One of the greatest challenges facing President Obama when he took office was restoring America’s standing among other nations, especially our standing in the Arab and Muslim world, so badly shattered, on our end, by Sept. 11 – and, on their end, by the war in Iraq.
As press secretary Robert Gibbs has repeatedly pointed out, rebuilding this relationship will not be quick or easy. It’s part of a long process. But, even before Cairo, Obama was off to a good start.
He gave his first television interview as president to Al-Arabiya, an Arab-language network. He called on George Mitchell to restart the Middle East peace process. He went to Turkey and addressed the Parliament. He reached out to Iran. He outlawed torture and signed orders to close Gitmo and start bringing our troops home from Iraq.
That set the stage for his historic appearance at Cairo University and what will be remembered as one of the most powerful and important speeches ever given by any American president. Obama didn’t pull any punches or duck any issues. He coupled a fervent plea for peace with direct challenges to both Arabs and Israelis. He laid out an agenda for Afghanistan, Iraq and Iran. And he urged Muslims, Jews and Christians to unite against Islamic extremists.
It’s time, Obama said, to move beyond the built-in prejudices that divide us. The son and grandson of Muslims, now president of the United States, acknowledged feeling a personal responsibility to fight negative stereotypes of Islam wherever they appear. At the same time, he told his Muslim audience, they must see America as it really is. “America is not the crude stereotype of a self-interested empire. The United States has been one of the greatest sources of progress that the world has ever known.”
And, standing in the land that gave birth to the Muslim Brotherhood and Osama bin Laden’s chief deputy Ayman al-Zawahiri, Obama called on Muslims everywhere to join in denouncing terrorism. “None of us should tolerate these extremists. … They have killed people of different faiths – more than any other, they have killed Muslims.” And their violence, he pointed out, is antithetical to the Holy Quran, which teaches that, “whoever kills an innocent, it is as if he has killed all mankind.”
On Iraq, Obama repeated his commitment to remove all combat troops by August 2010 and to remove all troops from the country by 2012. To those who still resent the former presence of U.S. military bases in Saudi Arabia, he vowed that the United States would seek no permanent military bases in Iraq or Afghanistan. And he recognized Iran’s right to establish nuclear power plants, while again rejecting their right to build nuclear weapons.

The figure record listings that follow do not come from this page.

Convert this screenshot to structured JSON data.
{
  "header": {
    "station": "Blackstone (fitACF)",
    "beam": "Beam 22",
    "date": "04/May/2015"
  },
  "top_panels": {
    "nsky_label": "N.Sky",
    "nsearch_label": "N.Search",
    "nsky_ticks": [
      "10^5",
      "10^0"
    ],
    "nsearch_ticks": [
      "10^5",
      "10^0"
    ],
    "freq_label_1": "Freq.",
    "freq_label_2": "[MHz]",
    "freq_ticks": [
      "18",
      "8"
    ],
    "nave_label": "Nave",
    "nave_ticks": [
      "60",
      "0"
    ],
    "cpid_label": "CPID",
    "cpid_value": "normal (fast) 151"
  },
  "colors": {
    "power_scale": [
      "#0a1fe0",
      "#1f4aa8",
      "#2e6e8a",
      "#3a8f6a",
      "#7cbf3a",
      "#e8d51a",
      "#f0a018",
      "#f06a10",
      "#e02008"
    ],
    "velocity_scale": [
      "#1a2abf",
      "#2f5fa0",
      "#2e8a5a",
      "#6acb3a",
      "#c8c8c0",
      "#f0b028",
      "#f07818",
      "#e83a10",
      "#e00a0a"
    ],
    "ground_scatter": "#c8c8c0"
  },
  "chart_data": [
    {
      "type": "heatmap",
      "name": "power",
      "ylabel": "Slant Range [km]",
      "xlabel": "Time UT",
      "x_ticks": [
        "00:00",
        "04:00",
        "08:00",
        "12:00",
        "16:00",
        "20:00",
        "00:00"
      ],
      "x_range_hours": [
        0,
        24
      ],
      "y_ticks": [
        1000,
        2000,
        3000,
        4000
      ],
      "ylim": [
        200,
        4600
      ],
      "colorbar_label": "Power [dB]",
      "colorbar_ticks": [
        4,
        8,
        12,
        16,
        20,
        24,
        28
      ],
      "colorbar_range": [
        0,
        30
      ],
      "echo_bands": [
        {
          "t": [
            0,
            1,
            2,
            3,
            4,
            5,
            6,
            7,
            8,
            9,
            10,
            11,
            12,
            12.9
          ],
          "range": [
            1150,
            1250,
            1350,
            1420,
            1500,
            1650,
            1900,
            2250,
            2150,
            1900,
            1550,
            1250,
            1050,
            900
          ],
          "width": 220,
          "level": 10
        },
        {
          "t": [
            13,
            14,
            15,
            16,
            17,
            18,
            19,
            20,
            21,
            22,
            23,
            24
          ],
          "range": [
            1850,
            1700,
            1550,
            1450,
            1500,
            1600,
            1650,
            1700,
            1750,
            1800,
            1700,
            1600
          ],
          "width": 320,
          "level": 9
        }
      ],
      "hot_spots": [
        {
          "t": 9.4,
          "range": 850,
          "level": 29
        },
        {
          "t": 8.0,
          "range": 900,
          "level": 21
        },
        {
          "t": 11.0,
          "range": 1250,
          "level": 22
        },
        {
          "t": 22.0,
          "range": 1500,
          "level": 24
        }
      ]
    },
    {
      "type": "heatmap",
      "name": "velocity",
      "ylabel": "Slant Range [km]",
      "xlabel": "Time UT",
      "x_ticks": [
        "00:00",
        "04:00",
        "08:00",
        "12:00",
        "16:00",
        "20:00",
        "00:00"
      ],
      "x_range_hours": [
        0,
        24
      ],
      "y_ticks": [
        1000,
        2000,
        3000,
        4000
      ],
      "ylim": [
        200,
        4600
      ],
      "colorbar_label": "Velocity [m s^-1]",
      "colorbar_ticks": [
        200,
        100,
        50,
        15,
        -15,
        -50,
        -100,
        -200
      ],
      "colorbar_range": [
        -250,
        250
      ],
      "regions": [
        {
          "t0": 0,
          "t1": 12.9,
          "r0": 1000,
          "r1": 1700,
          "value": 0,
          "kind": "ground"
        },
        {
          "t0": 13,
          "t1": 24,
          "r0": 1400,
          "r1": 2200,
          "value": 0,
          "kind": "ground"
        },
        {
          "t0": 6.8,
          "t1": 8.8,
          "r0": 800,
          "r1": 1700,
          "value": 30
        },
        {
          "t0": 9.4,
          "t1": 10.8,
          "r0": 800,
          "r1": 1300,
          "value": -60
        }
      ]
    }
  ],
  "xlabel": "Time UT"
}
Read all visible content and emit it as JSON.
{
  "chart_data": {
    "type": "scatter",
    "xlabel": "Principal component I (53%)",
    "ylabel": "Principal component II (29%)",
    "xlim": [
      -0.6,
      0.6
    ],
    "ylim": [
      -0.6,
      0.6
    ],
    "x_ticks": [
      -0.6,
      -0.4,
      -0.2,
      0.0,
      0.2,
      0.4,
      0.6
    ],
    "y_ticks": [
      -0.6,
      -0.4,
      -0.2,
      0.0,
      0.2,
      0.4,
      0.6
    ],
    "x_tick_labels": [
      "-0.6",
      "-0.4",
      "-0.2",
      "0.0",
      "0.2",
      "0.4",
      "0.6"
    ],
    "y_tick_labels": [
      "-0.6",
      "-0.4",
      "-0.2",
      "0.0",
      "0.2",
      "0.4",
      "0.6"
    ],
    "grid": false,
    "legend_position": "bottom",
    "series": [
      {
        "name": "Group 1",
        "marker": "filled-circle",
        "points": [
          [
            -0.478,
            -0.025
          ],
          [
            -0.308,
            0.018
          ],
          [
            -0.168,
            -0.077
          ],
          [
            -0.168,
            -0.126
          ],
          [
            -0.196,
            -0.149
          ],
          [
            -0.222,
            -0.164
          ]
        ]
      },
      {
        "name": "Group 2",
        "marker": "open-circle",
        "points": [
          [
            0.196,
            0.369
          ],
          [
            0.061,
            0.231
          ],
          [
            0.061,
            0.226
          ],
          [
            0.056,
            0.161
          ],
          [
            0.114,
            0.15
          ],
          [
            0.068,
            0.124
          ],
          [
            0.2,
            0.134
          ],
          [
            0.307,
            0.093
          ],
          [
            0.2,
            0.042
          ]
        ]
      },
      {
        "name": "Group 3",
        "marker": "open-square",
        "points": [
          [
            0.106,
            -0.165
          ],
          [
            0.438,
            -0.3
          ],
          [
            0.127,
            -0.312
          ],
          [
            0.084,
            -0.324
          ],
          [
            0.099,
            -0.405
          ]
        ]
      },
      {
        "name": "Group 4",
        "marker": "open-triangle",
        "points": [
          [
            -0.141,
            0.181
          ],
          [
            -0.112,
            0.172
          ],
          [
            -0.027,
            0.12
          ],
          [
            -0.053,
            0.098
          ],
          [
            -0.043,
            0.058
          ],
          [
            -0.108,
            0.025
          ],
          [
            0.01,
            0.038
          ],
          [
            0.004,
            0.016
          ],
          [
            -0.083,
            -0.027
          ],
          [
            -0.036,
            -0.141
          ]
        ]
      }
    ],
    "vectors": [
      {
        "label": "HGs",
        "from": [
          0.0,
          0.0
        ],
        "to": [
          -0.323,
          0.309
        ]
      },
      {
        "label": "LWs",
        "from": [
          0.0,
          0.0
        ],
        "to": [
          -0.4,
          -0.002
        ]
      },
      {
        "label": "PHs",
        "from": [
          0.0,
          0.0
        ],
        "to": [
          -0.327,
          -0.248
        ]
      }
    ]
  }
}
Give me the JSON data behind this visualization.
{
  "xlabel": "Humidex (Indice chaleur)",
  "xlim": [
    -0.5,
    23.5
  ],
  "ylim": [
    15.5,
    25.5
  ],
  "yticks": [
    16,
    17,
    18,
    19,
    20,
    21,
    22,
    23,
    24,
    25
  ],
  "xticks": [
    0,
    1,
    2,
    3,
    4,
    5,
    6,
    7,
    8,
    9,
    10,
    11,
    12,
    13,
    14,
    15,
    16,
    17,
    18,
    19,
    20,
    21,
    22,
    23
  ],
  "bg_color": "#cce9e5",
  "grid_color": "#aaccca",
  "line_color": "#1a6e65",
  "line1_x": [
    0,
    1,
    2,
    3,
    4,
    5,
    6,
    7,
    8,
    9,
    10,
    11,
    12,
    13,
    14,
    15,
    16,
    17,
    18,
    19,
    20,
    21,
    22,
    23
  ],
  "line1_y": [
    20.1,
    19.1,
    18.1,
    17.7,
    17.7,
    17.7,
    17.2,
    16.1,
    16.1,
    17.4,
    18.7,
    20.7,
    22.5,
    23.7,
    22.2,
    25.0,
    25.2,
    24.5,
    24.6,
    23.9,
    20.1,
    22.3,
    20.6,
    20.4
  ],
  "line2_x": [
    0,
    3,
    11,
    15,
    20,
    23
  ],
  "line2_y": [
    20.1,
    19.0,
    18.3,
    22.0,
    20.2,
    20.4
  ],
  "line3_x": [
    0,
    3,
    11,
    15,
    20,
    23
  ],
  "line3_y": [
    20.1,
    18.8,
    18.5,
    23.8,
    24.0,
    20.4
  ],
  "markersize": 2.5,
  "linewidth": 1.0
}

Words are only words, of course. As many commentators have pointed out, the success of Obama’s mission to restore good relations with the Muslim world will depend on his actions to bring peace to the Middle East. So, on that issue, he spoke with unusual bluntness. He reaffirmed our special bond with Israel, while telling its leaders they had to stop building settlements and accept the inevitability of a Palestinian state. For the first time, he actually spoke of a nation called “Palestine,” but told Arabs they first had to renounce violence and recognize Israel’s right to exist.
In some of his most moving language, Obama called for religious tolerance, urging people of all faiths to respect the beliefs and practices of others. And, having just come from Saudi Arabia, where women still aren’t even allowed to drive, he boldly prodded all nations of the Arab world to grant equal rights to women.
One speech isn’t going to solve all the world’s problems. But this one – immediately translated into 13 languages by the State Department and broadcast around the world – has the potential, over time, to bring about dramatic change in our relationship to the Arab world.
In Obama’s vision, we no longer see Muslim nations as countries we can bomb whenever and wherever we want, but as nations whose independence and culture we respect. And they see us no longer as a global bully, but as a friend and partner who leads by example, not by military might alone.
Today, for Muslims worldwide, there’s no doubt the American Dream is still very much alive. They saw dramatic proof of that dream standing before them, in Cairo.